Мотив бунтарства в романе Ажара органичен. Его Момо – настоящий гамен. Едва осознав свою обездоленность, Момо начинает бунтовать. Мотивы такого поведения мальчика всегда прозрачны: пусть эксцентричными способами (сознательное испражнение на пол, позже – пробежки между мчащимися автомашинами), но привлечь к себе внимание, заявить во всеуслышание: я есть, я существую, и мне плохо. И вместе с тем заставить других пережить чувство вины, пробудить в них человечность, спрятанную где-то далеко, под спудом души. Бунтарский дух Момо проявляет себя и в его фантазиях (симптоматична, к примеру, его мечта стать террористом, чтобы наказать зло и осчастливить страждущих).

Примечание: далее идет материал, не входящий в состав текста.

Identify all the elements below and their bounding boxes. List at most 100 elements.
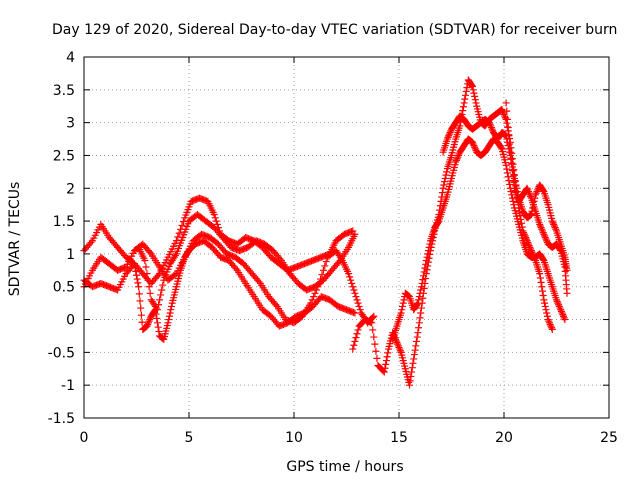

Предсказания доктора Каца и мосье Хамиля вселяли в Момо надежду: «когда я вырасту большой, я тоже напишу отверженных, потому что такое пишут всегда, когда есть что сказать». И что удивительно, избранная Ажаром форма первого лица традиционного нарратива (Момо – и повествователь, и рассказчик, и персонаж) достигает поразительного художественного эффекта: «Жизнь впереди» в силу этого воспринимается как новые «Отверженные», как Книга, рассказанная во исполнение своего обещания Момо – Мухаммедом, ибо ему «есть что сказать».
К. Юнг, анализируя мифы о детстве, указал на удивительный парадокс: ребенок, оставленный на произвол судьбы, окруженный врагами, проявляет чрезмерную силу и выносливость – он ничто, и он же одновременно божествен: ребенок, самое маленькое и смиренное, становится самым великим [Горичева 1994: 75]. Данное архетипическое начало обнаруживается и в образе Момо.
«Сын шлюхи», Момо был воспитан бывшей проституткой мадам Розой, открывшей приют для детей женщин ее профессии. «Сын шлюхи» в лексиконе Момо вовсе не ругательство, это осознанный им факт жизни; и то, что женщины зарабатывают «шахной», – это тоже факт, и вовсе не постыдный, поскольку, как говорила мадам Роза, «с Людовика XIV шахна – самое важное во Франции, а проституток, так называются шлюхи, преследуют, потому что порядочные женщины хотят иметь это только для одних себя».